Shanhaiguan and Beidaihe
Let’s say you want to see the Great Wall during your visit to Beijing, but you don’t want to see the same parts of the wall that every other tourist visits - Badaling, Mutianyu, Huanghua, and others. Let’s say too that you want to spend time at the beach while you’re in China to avoid the usual tourist grind. Where do you go? Well, a three-hour drive along a stunningly good expressway east from Beijing will bring you to a spot on the Bohai Sea that will nicely meet your needs. First, the Great Wall. This is the gate at Shanhaiguan, through which troops long ago could pass through the Great Wall. A short distance south of here, the Great Wall ends in the sea; a short distance north of here, it rises dramatically into the hills.
An original section of the Great Wall in Shanhaiguan. Like much of the “good” parts of the Great Wall today, most of it is reconstructed, using the original bricks when possible. This section, however, is apparently the real thing.
The watchtower above the pass. Shanhaiguan is a small, wall-enclosed town most famous for its pass through the Great Wall. This particular pass is famous because it is here in 1644 that Manchu invaders poured through to invade China, ending the Ming dynasty and establishing the Qing dynasty in its place. This garrison town and its part of the wall were built here during the Ming dynasty, in 1381, specifically to keep the Manchus out.
A small museum can be found here with some items of interest, including weaponry, uniforms, and pieces of the wall from long ago. This is an old unglazed roofline tile character. As no doubt noticeable in many of my other China photographs, these are usually glazed a golden orange color.
Eaves under the watchtower above the pass at Shanhaiguan.
This is high atop the Great Wall very near the pass at Shanhaiguan. An area is roped off for what appears to be archery practice, I assume for a tourist demonstration to take place later. At least I hope that’s what it’s for; bullseye targets would have been less disconcerting than the head-and-shoulders targets used here.
Watchtower windows, from where those arrows would have been fired in the past. The spot in the middle of each shutter, made to look like the eye of a very large bird, was used to scare smaller birds away from the tower.

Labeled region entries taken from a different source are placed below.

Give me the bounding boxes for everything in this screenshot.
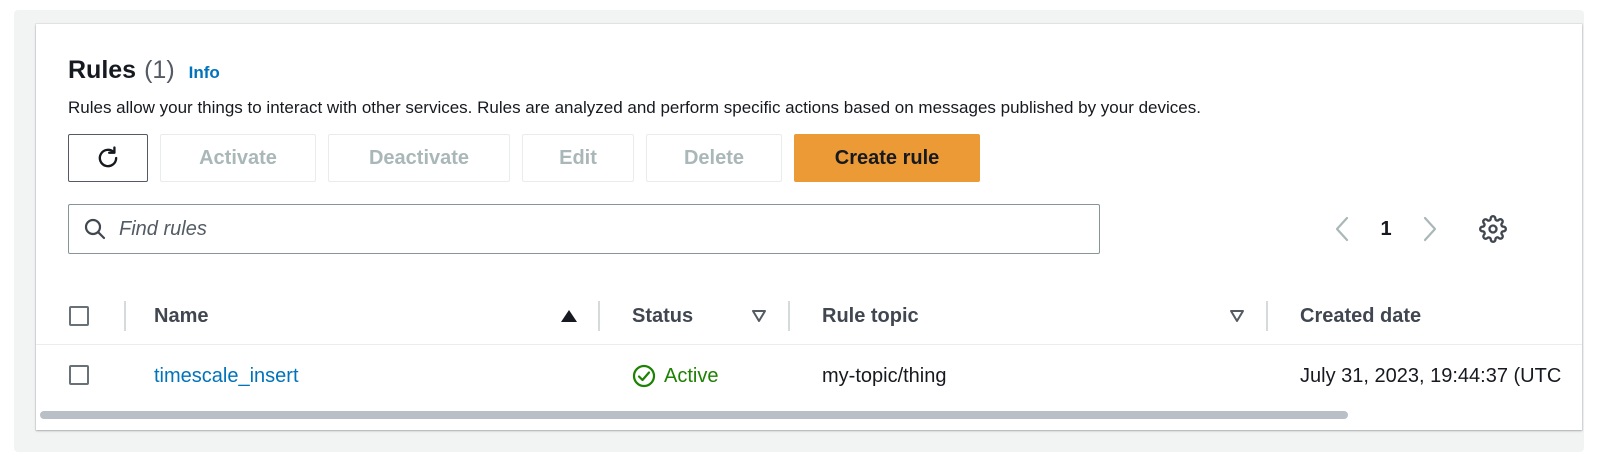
column-divider[interactable] [598,301,600,331]
row-checkbox[interactable] [69,365,89,385]
rules-container: Rules (1) Info Rules allow your things t… [36,24,1582,430]
delete-button[interactable]: Delete [646,134,782,182]
next-page-button[interactable] [1416,214,1444,244]
sort-ascending-icon[interactable] [558,305,580,327]
refresh-icon [94,144,122,172]
edit-button[interactable]: Edit [522,134,634,182]
search-input[interactable]: Find rules [119,218,207,241]
sort-descending-outline-icon[interactable] [1226,305,1248,327]
column-header-created-date[interactable]: Created date [1300,288,1421,344]
table-row: timescale_insert Active my-topic/thing J… [36,344,1582,407]
current-page[interactable]: 1 [1372,214,1400,244]
rules-description: Rules allow your things to interact with… [68,98,1201,117]
refresh-button[interactable] [68,134,148,182]
status-badge: Active [632,345,718,407]
chevron-right-icon [1421,215,1439,243]
scrollbar-thumb[interactable] [40,411,1348,419]
create-rule-button[interactable]: Create rule [794,134,980,182]
sort-descending-outline-icon[interactable] [748,305,770,327]
column-header-status[interactable]: Status [632,288,693,344]
prev-page-button[interactable] [1328,214,1356,244]
chevron-left-icon [1333,215,1351,243]
rule-topic-cell: my-topic/thing [822,364,947,387]
created-date-cell: July 31, 2023, 19:44:37 (UTC [1300,364,1562,387]
gear-icon [1479,215,1507,243]
page-title: Rules [68,56,137,84]
column-divider [124,301,126,331]
rules-count: (1) [144,56,175,84]
status-text: Active [664,364,719,387]
column-header-rule-topic[interactable]: Rule topic [822,288,919,344]
rule-name-link[interactable]: timescale_insert [154,345,299,407]
info-link[interactable]: Info [189,63,220,83]
table-preferences-button[interactable] [1476,214,1510,244]
check-circle-icon [632,364,656,388]
column-header-name[interactable]: Name [154,288,208,344]
horizontal-scrollbar[interactable] [36,410,1582,420]
select-all-checkbox[interactable] [69,306,89,326]
search-field[interactable]: Find rules [68,204,1100,254]
column-divider[interactable] [1266,301,1268,331]
deactivate-button[interactable]: Deactivate [328,134,510,182]
activate-button[interactable]: Activate [160,134,316,182]
search-icon [83,217,107,241]
rules-header: Rules (1) Info [68,56,220,85]
column-divider[interactable] [788,301,790,331]
table-header: Name Status Rule topic Created date [36,288,1582,344]
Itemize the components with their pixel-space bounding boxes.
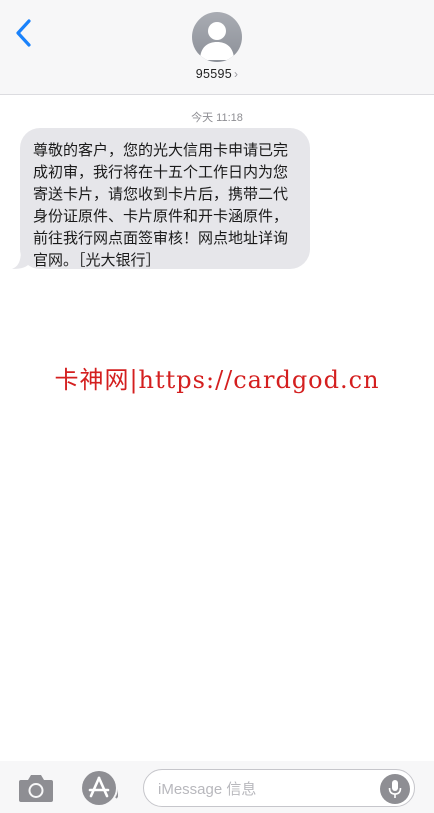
message-timestamp: 今天 11:18 [191, 112, 243, 124]
conversation-header: 95595 › [0, 0, 434, 95]
camera-icon [19, 775, 53, 802]
message-text: 尊敬的客户，您的光大信用卡申请已完成初审，我行将在十五个工作日内为您寄送卡片，请… [33, 141, 289, 269]
app-store-icon [82, 771, 121, 805]
watermark: 卡神网|https://cardgod.cn [54, 366, 380, 394]
message-input-placeholder: iMessage 信息 [158, 780, 257, 798]
chevron-left-icon [16, 19, 31, 47]
composer-bar: iMessage 信息 [0, 761, 434, 813]
messages-screen: 95595 › 今天 11:18 尊敬的客户，您的光大信用卡申请已完成初审，我行将… [0, 0, 434, 813]
chevron-right-icon: › [233, 67, 239, 81]
contact-avatar[interactable] [192, 12, 242, 62]
incoming-message-bubble[interactable]: 尊敬的客户，您的光大信用卡申请已完成初审，我行将在十五个工作日内为您寄送卡片，请… [20, 128, 310, 269]
contact-number: 95595 [195, 67, 232, 81]
dictation-button[interactable] [380, 774, 410, 804]
microphone-icon [388, 780, 402, 798]
app-store-button[interactable] [80, 770, 121, 806]
contact-name[interactable]: 95595 › [0, 67, 434, 81]
message-input[interactable]: iMessage 信息 [143, 769, 415, 807]
back-button[interactable] [8, 14, 38, 52]
camera-button[interactable] [17, 772, 55, 804]
person-silhouette-icon [200, 22, 234, 60]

A final look at the pass through the Great Wall, known as the First Pass Under Heaven, also known as the East Gate, in Shanhaiguan.
The Great Wall, at least this section of it, ends a short distance south of that pass, at the Bohai Sea. The wall here is called Laolongtou, Old Dragon’s Head. From here, the Great Wall stretches thousands of miles back into China.

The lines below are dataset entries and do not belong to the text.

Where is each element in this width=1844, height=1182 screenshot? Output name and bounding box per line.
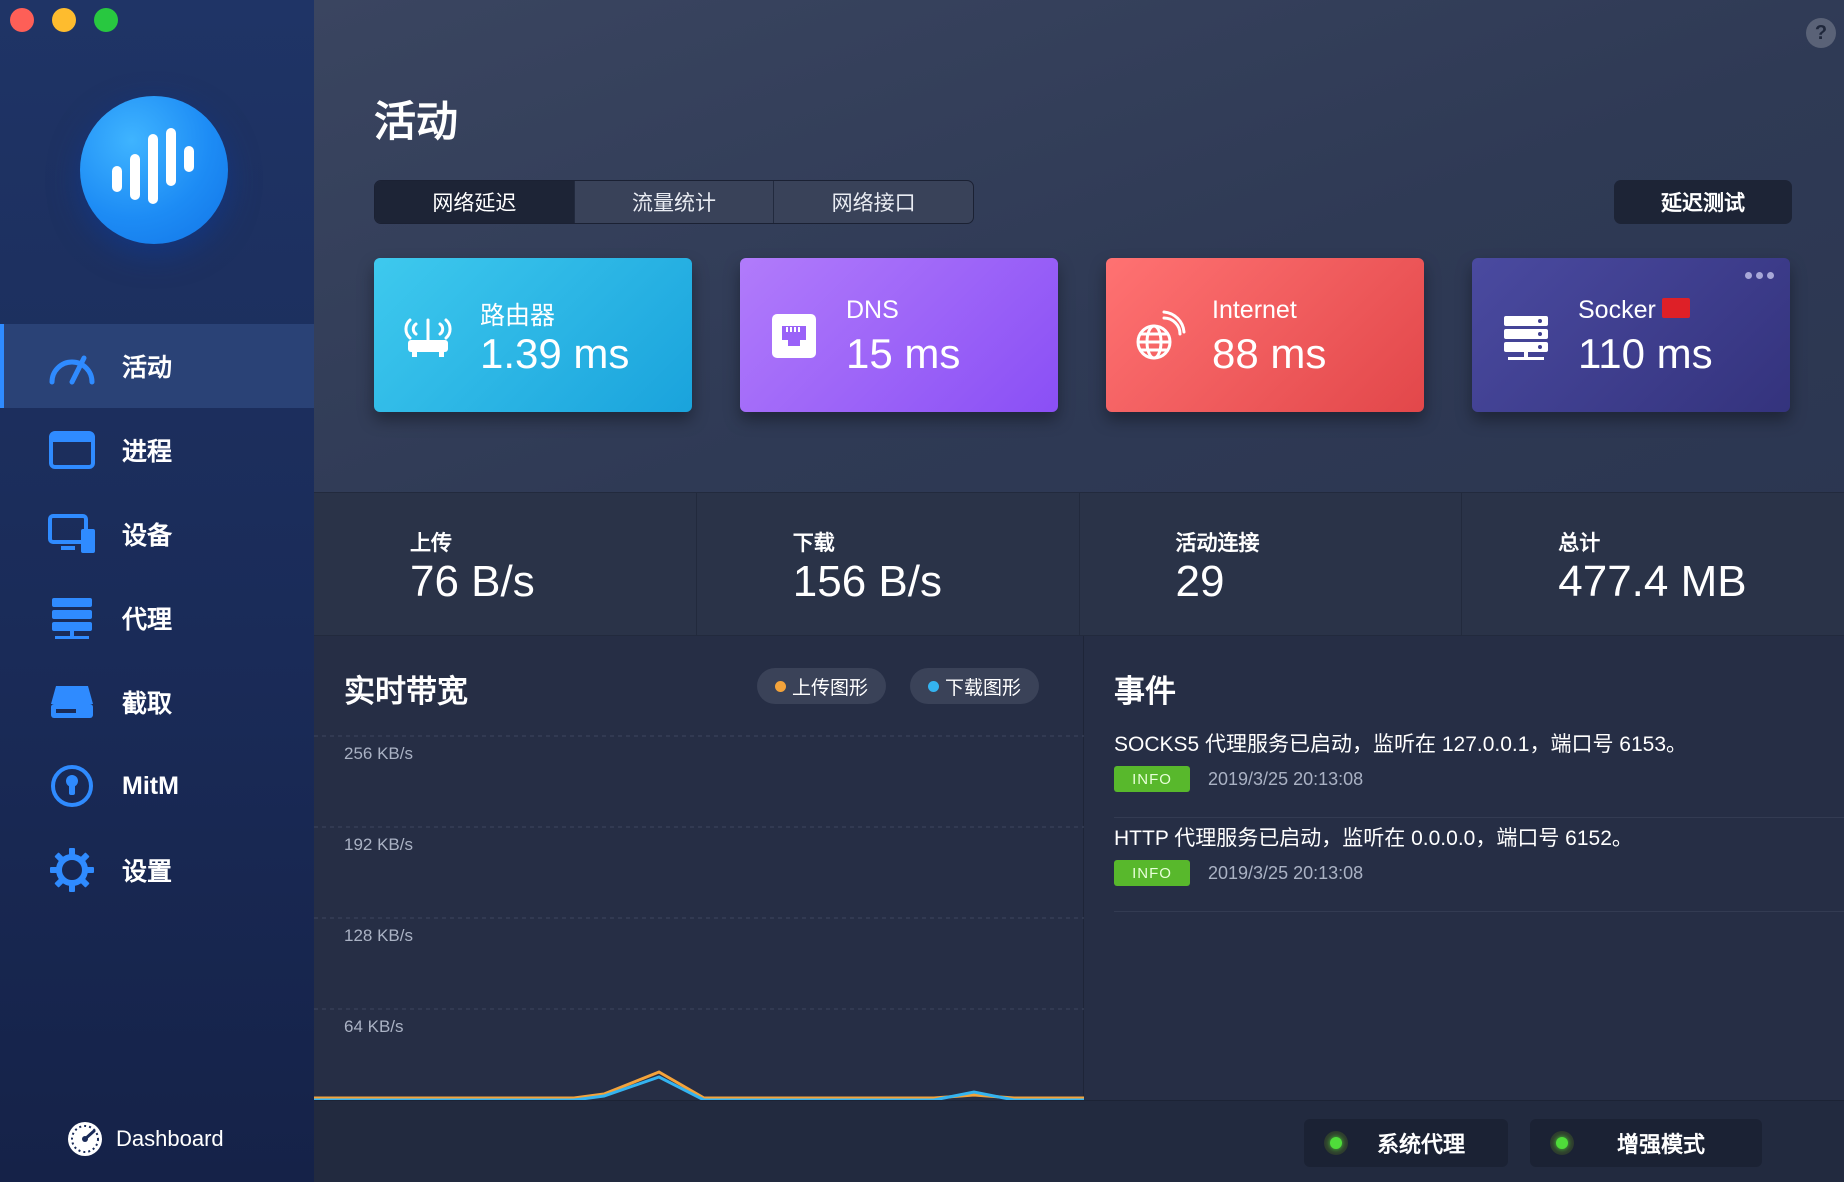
enhanced-mode-toggle[interactable]: 增强模式 [1530,1119,1762,1167]
legend-label: 下载图形 [945,677,1022,699]
sidebar-item-proxy[interactable]: 代理 [0,576,314,660]
minimize-window-button[interactable] [52,8,76,32]
card-title: DNS [846,296,899,324]
main-content: ? 活动 网络延迟 流量统计 网络接口 延迟测试 路由器 1.39 ms DNS… [314,0,1844,1182]
legend-download-toggle[interactable]: 下载图形 [910,668,1040,704]
card-value: 88 ms [1212,330,1327,377]
stat-label: 总计 [1558,532,1601,555]
y-tick-label: 256 KB/s [344,744,413,763]
gauge-icon [46,342,98,390]
sidebar-item-label: 设备 [122,522,173,550]
latency-card-dns[interactable]: DNS 15 ms [740,258,1058,412]
latency-card-proxy[interactable]: Socker 110 ms [1472,258,1790,412]
sidebar: 活动 进程 设备 代理 截取 MitM 设置 Dashboard [0,0,314,1182]
ethernet-icon [768,310,820,362]
stat-value: 477.4 MB [1558,557,1747,606]
stat-value: 76 B/s [410,557,535,606]
app-window: 活动 进程 设备 代理 截取 MitM 设置 Dashboard ? 活动 网络… [0,0,1844,1182]
y-tick-label: 64 KB/s [344,1017,404,1036]
app-logo [80,96,228,244]
stat-value: 156 B/s [792,557,942,606]
help-button[interactable]: ? [1806,18,1836,48]
stat-active-connections: 活动连接 29 [1080,493,1463,635]
stat-download: 下载 156 B/s [697,493,1080,635]
card-value: 1.39 ms [480,330,630,377]
dashboard-label: Dashboard [116,1126,224,1151]
hong-kong-flag-icon [1661,298,1690,319]
page-title: 活动 [374,98,459,145]
y-tick-label: 192 KB/s [344,835,413,854]
event-time: 2019/3/25 20:13:08 [1208,769,1364,789]
window-controls [10,8,118,32]
toggle-label: 系统代理 [1376,1132,1465,1157]
bandwidth-title: 实时带宽 [344,674,468,709]
stat-label: 下载 [792,532,835,555]
tab-bar: 网络延迟 流量统计 网络接口 [374,180,974,224]
upload-dot-icon [775,680,786,692]
card-title: 路由器 [480,302,556,330]
events-panel: 事件 SOCKS5 代理服务已启动，监听在 127.0.0.1，端口号 6153… [1084,636,1844,1100]
speedometer-icon [68,1122,102,1156]
card-title: Socker [1578,296,1690,325]
y-tick-label: 128 KB/s [344,926,413,945]
sidebar-item-settings[interactable]: 设置 [0,828,314,912]
sidebar-item-devices[interactable]: 设备 [0,492,314,576]
stat-label: 活动连接 [1175,532,1260,555]
stat-label: 上传 [410,532,452,555]
latency-test-button[interactable]: 延迟测试 [1614,180,1792,224]
tab-traffic-stats[interactable]: 流量统计 [575,181,775,223]
sidebar-item-label: 活动 [122,354,173,382]
bottom-bar: 系统代理 增强模式 [314,1100,1844,1182]
stat-upload: 上传 76 B/s [314,493,697,635]
dashboard-button[interactable]: Dashboard [66,1120,224,1158]
window-icon [46,426,98,474]
sidebar-item-label: 设置 [122,858,173,886]
event-level-badge: INFO [1114,860,1190,886]
maximize-window-button[interactable] [94,8,118,32]
card-value: 15 ms [846,330,961,377]
monitor-icon [46,510,98,558]
sidebar-item-label: 代理 [122,606,173,634]
lock-circle-icon [46,762,98,810]
card-title-text: Socker [1578,296,1656,324]
sidebar-item-label: MitM [122,771,179,800]
sidebar-item-process[interactable]: 进程 [0,408,314,492]
toggle-label: 增强模式 [1616,1132,1705,1157]
sidebar-item-activity[interactable]: 活动 [0,324,314,408]
legend-label: 上传图形 [792,677,869,699]
sidebar-item-label: 进程 [122,438,173,466]
stat-value: 29 [1175,557,1225,606]
close-window-button[interactable] [10,8,34,32]
gear-icon [46,846,98,894]
stats-row: 上传 76 B/s 下载 156 B/s 活动连接 29 总计 477.4 MB [314,492,1844,636]
sidebar-nav: 活动 进程 设备 代理 截取 MitM 设置 [0,324,314,912]
card-value: 110 ms [1578,330,1713,377]
more-icon[interactable] [1745,272,1774,279]
sidebar-item-capture[interactable]: 截取 [0,660,314,744]
server-icon [1500,310,1552,362]
download-dot-icon [928,680,939,692]
event-level-badge: INFO [1114,766,1190,792]
event-time: 2019/3/25 20:13:08 [1208,863,1364,883]
globe-wifi-icon [1134,310,1186,362]
tab-network-latency[interactable]: 网络延迟 [375,181,575,223]
stat-total: 总计 477.4 MB [1462,493,1844,635]
event-message: HTTP 代理服务已启动，监听在 0.0.0.0，端口号 6152。 [1114,827,1633,850]
sidebar-item-label: 截取 [122,690,173,718]
sidebar-item-mitm[interactable]: MitM [0,744,314,828]
latency-card-router[interactable]: 路由器 1.39 ms [374,258,692,412]
bandwidth-panel: 实时带宽 上传图形 下载图形 256 KB/s 192 KB/s 128 KB/… [314,636,1084,1100]
system-proxy-toggle[interactable]: 系统代理 [1304,1119,1508,1167]
event-message: SOCKS5 代理服务已启动，监听在 127.0.0.1，端口号 6153。 [1114,733,1687,756]
event-item: HTTP 代理服务已启动，监听在 0.0.0.0，端口号 6152。 INFO … [1114,818,1844,912]
event-item: SOCKS5 代理服务已启动，监听在 127.0.0.1，端口号 6153。 I… [1114,724,1844,818]
tab-network-interface[interactable]: 网络接口 [774,181,973,223]
legend-upload-toggle[interactable]: 上传图形 [757,668,887,704]
latency-card-internet[interactable]: Internet 88 ms [1106,258,1424,412]
events-title: 事件 [1114,674,1176,709]
router-icon [402,310,454,362]
card-title: Internet [1212,296,1297,324]
drive-icon [46,678,98,726]
server-icon [46,594,98,642]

Beyond the flags and trees is the Chenghai Pavilion, a two-story structure visited by the major Qing dynasty emperors. It actually sits atop the Great Wall, just before its drop down to Old Dragon’s Head.

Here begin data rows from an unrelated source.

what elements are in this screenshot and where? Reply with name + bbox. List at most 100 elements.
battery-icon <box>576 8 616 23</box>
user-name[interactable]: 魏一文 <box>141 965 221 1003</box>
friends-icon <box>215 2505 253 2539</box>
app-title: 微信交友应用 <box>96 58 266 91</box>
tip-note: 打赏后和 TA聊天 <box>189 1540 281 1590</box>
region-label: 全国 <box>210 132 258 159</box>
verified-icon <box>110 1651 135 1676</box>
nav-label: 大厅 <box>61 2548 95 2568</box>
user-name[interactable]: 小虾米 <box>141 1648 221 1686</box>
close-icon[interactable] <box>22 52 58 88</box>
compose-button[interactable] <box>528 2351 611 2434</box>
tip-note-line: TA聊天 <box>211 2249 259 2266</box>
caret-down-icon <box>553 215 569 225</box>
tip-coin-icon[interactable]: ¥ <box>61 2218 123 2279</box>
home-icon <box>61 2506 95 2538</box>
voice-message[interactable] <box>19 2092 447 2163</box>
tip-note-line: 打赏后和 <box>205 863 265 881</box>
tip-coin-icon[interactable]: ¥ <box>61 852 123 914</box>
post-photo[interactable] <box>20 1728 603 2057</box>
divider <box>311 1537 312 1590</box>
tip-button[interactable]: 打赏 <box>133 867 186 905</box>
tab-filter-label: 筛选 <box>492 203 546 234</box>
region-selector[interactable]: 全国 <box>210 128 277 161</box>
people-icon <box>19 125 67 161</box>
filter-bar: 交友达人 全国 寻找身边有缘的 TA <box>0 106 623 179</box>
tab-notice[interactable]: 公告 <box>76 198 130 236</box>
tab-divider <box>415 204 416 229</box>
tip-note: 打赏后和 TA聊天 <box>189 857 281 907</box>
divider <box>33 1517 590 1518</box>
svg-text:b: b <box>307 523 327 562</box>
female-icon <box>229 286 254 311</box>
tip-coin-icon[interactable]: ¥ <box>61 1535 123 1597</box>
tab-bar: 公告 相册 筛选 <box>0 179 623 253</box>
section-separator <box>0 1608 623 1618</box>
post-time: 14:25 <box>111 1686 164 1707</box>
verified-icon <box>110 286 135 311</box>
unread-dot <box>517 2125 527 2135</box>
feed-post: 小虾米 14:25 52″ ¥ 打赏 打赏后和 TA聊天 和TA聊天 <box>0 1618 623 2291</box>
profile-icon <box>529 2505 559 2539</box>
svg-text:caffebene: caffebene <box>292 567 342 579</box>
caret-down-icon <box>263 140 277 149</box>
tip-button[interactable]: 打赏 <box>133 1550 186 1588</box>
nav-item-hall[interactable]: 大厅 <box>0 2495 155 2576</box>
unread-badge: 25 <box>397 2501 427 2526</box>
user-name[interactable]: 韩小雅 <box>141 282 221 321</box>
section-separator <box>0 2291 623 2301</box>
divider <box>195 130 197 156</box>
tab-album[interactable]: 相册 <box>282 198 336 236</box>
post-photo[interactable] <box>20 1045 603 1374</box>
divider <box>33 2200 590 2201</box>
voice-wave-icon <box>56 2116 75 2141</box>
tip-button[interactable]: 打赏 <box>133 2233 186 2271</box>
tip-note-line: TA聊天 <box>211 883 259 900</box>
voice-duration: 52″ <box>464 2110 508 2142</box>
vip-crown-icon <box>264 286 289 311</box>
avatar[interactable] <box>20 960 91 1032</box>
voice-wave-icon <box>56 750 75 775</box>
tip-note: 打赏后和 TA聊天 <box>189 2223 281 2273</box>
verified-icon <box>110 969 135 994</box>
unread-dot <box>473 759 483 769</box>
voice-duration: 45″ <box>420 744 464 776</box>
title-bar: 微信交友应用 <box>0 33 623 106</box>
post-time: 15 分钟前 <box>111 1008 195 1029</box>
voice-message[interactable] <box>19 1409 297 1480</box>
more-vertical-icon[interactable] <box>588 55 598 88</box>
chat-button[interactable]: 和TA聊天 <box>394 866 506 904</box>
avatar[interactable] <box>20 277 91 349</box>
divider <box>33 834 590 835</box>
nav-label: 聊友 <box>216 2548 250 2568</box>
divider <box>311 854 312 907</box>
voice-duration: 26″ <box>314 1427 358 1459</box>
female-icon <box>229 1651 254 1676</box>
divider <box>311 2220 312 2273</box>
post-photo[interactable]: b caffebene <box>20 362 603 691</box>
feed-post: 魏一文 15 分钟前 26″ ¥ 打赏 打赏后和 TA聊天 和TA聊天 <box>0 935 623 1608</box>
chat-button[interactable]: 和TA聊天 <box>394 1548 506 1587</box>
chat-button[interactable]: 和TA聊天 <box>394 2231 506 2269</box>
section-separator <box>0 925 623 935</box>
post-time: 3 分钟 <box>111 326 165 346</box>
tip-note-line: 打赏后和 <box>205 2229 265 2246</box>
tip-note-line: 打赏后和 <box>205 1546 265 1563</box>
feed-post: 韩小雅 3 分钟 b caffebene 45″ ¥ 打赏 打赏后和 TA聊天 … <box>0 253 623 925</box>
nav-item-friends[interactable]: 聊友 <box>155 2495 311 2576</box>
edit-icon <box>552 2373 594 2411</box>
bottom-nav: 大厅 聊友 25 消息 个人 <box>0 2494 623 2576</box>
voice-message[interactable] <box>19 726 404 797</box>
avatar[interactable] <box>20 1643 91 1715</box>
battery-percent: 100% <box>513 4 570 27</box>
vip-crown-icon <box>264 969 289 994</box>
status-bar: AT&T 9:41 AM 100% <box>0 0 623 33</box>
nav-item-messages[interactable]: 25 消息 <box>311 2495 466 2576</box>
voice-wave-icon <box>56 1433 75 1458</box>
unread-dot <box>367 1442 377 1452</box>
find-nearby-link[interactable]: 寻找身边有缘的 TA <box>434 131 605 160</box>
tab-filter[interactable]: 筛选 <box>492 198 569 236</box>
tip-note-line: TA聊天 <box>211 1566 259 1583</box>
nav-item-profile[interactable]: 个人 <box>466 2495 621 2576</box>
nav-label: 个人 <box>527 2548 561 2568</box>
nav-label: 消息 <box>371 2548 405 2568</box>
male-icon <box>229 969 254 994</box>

The Old Dragon’s Head. Though many think that this is the easternmost end of the Great Wall, it isn’t. North of Shanhaiguan, the wall splits in two directions; one section heads west toward Beijing and beyond, and the other section heads northeast into Liaoning province and then southeast to end far away at the North Korean border. By the way, this isn’t the beach I alluded to earlier; that comes later.
Here’s that section of the Great Wall that stretches north of Shanhaiguan into the Hebei Mountains, at Jiaoshan. Feel like having a climb?
Fortunately, a cable lift can now take visitors to the top of the mountain, allowing photographs like this one of a piece of the Great Wall. A visitor can be seen climbing into a window on the wall.
The view from near the top, back toward Shanhaiguan and the Bohai Sea in the distant haze.
A large section of the wall near the top of Jiaoshan. There were actually a fair number of Chinese tourists making this climb.
After that long climb, it’s definitely time to relax on a beach, so head to nearby Beidaihe. This is China’s most famous seaside resort town, crowded during the summer, abandoned otherwise. For over half a century, China’s top leadership came here to strategize during summer retreats and other Chinese VIPs came here to vacation with their families, but those official practices were ended a couple of years ago.
Today, a massive number of Russians - and a number of massive Russians - vacation in Beidaihe. Signs throughout the resort town are in both Chinese and Russian, and even the “Western” hotel where I stayed was primarily Russian.
The beach at Beidaihe. It’s not the kind of crowd you find at a Western beach. The Chinese tend to be fully clothed or at least well-covered, and while most concede to wearing sandals, plenty of men wear leather shoes along with the rest of their business attire. Russians, on the other hand, tend to wear bikinis and speedos, particularly when you wish they wouldn’t.